We hear it all the time, "I felt this pop in my knee." It may occur skiing, playing basketball, soccer, or even while at work. Rest assured that when you feel it, you will know something happened in your knee. The "pop" sensation is often followed by swelling, instability, and a trip to see me!
So what is the ACL (Anterior Cruciate Ligament)? The ACL is one of two ligaments that sit in the center of our knee in a crossing pattern. (The name "cruciate" comes from the Latin cruci or crux meaning cross.) The ACL is responsible for what is called anterior/posterior stability or you knee shifting forwards and backwards, as well as some rotational movements. Often individuals tear the ligament with a non-contact injury like twisting their knee, pivoting, or shifting with their leg planted. All of these movements cause the femur bone and tibia bone, where the ACL attaches, to shift and put stress on the ligament. If the stress becomes too great the ligament will give resulting in an ACL tear.
Usually after the tear, one will experience a period of reduced range of motion, swelling, and instability. This is often when the patient is seen for their first in office appointment. X-ray studies are almost always negative in ACL tears. Physical exam findings will show swelling and positive testing for laxity or looseness in the knee. Often, patients are sent for MRI scans which will confirm the diagnosis of an ACL tear, and rule out other injury to the meniscus or ligaments.
Patients will begin a short course of physical therapy to regain range of motion. It is always recommended that patients have a return of their range of motion and a reduction of their swelling before under going ACL reconstructive surgery. Motion before surgery always dictates motion after surgery, so it is much easier to rehab a knee if the motion was regained before surgery. At this point a lot of individuals are feeling significantly better, their swelling is down and motion is back; they are thinking--"Why am I having surgery?" Which is not a terrible question. So let me answer it.
The ACL stabilizes the knee from shifting whether that be big noticeable shifts or small more micro-shifting. Each time the knee shifts there is potential for injury or tearing to the meniscus, and damage to the articular cartilage on the ends of the bones. The more times the knee shifts the more damage or at least risk for damage a patient accumulates.

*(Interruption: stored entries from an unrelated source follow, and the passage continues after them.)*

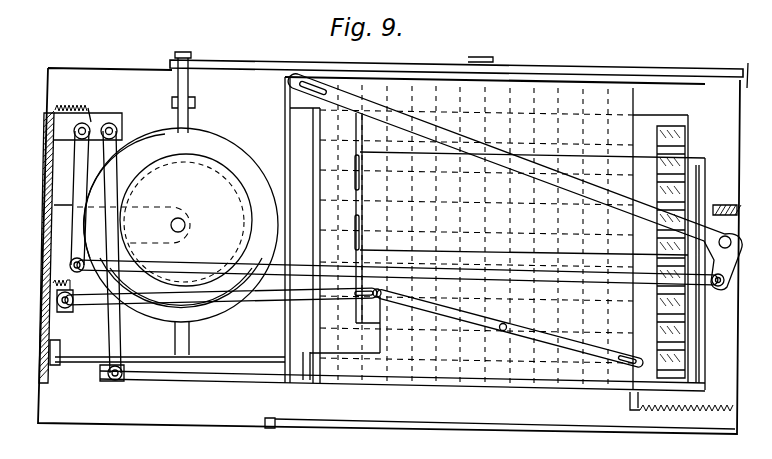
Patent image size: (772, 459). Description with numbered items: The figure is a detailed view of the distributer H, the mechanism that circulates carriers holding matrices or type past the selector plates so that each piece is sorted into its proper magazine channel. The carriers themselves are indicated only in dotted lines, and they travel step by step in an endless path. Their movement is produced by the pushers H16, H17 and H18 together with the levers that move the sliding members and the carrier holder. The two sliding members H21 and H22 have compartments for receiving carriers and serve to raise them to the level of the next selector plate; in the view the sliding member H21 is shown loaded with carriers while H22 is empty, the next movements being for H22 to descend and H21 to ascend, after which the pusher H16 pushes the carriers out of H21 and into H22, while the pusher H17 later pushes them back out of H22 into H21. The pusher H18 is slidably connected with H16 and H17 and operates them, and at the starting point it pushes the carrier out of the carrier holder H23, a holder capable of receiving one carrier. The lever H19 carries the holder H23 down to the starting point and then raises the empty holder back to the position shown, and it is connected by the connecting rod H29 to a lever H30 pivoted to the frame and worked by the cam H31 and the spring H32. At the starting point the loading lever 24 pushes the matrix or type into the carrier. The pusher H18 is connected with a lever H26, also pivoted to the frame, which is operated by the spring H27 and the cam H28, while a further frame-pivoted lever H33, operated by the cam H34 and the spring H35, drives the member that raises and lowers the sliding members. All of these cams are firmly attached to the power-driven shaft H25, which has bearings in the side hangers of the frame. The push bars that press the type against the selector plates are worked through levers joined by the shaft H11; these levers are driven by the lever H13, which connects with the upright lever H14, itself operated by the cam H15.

The distributer H is at (44, 155).
The shaft H11 is at (530, 424).
The lever H13 is at (402, 62).
The upright lever H14 is at (188, 88).
The cam H15 is at (205, 134).
The pusher H16 is at (688, 130).
The pusher H17 is at (352, 310).
The pusher H18 is at (705, 172).
The lever H19 is at (596, 194).
The sliding member H21 is at (528, 101).
The sliding member H22 is at (552, 338).
The carrier holder H23 is at (287, 106).
The lever 24 is at (232, 360).
The shaft H25 is at (186, 224).
The lever H26 is at (117, 336).
The spring H27 is at (636, 410).
The cam H28 is at (178, 188).
The connecting rod H29 is at (397, 272).
The lever H30 is at (80, 174).
The cam H31 is at (156, 160).
The spring H32 is at (70, 104).
The lever H33 is at (264, 300).
The cam H34 is at (158, 286).
The spring H35 is at (60, 278).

Ok, now you have decided to have surgery right? Well the first decision you have to make is what type of tissue to use to reconstruct the ACL. This is a bit of a hot topic but I will break it down for you with the speech I usually give patients. Autograft (your own tissue) vs Allograft (cadaver) has been debated and honestly if you ever have a chance to use your own tissue you probably should. There are always disease transmission risks with any cadaver tissue--they are very small! However if you are that 1 in million person you will not care what the odds were. Also there are multiple studies that show there is an increased risk of graft failure in allografts compared with autografts. Here are a few example studies: 1. Autograft vs Allograft ACL Reconstructions: A Prospective, Randomized Clinical Study with Minimum 10 Year Follow-up 2. Prospective Comparative Study of ACL Reconstruction Between Using Hamstring Autograft and Soft Tissue Allograft
There are 3 types of autografts most surgeons choose from: patella tendon, hamstring, and quadriceps. All have pros and cons and in a good surgeon's hands would have fine choices for your graft. I will just give you a run down of each. Patella tendon, also know as a BTB graft has been around the longest and is considered the gold standard we compare everything else too. It takes a small portion of the patella tendon from the front of the knee and usually also a piece of bone from both the patella and the tibia "(shin bone) to form the graft. This is a strong graft similar to a native ACL however some patients especially those older than teens tend to get some knee cap pain from this graft. Hamstring tendon grafts have also been around a long time and take a small piece of the hamstring from the back of the thigh from it's attachment on the shin bone. This does not involve removing any bone, but does not act as much like a native ACL and some think it can stretch a bit. A quadriceps tendon graft removes a small portion of the central quadriceps tendon with or without a small piece of the patella bone. The quad graft is a newer graft and fewer surgeons are using it on a regular basis, it does have similar properties to a native ACL.
Surgery involves removing the old torn ACL and drilling bone tunnels in the tibia and femur. These tunnels will allow for the graft to be pulled into the knee and secured with metal buttons or screws that come in a variety or materials. Rehab protocols will vary by surgeon, some will place patients in post operative braces and on crutches, some will begin physical therapy with in days or weeks. The most important thing to remember when it comes to rehabilitation is that it will take 9-12 months for the graft to mature and heal. That means a slow return to activities! I cannot stress that enough. I could do a whole separate blog on ACL rehab. If you take nothing else from this remember that everyone will heal at a different rate and it is important to listen to your body and doctor. Often a return to full athletic sport may take up to one year depending on the sport and athlete.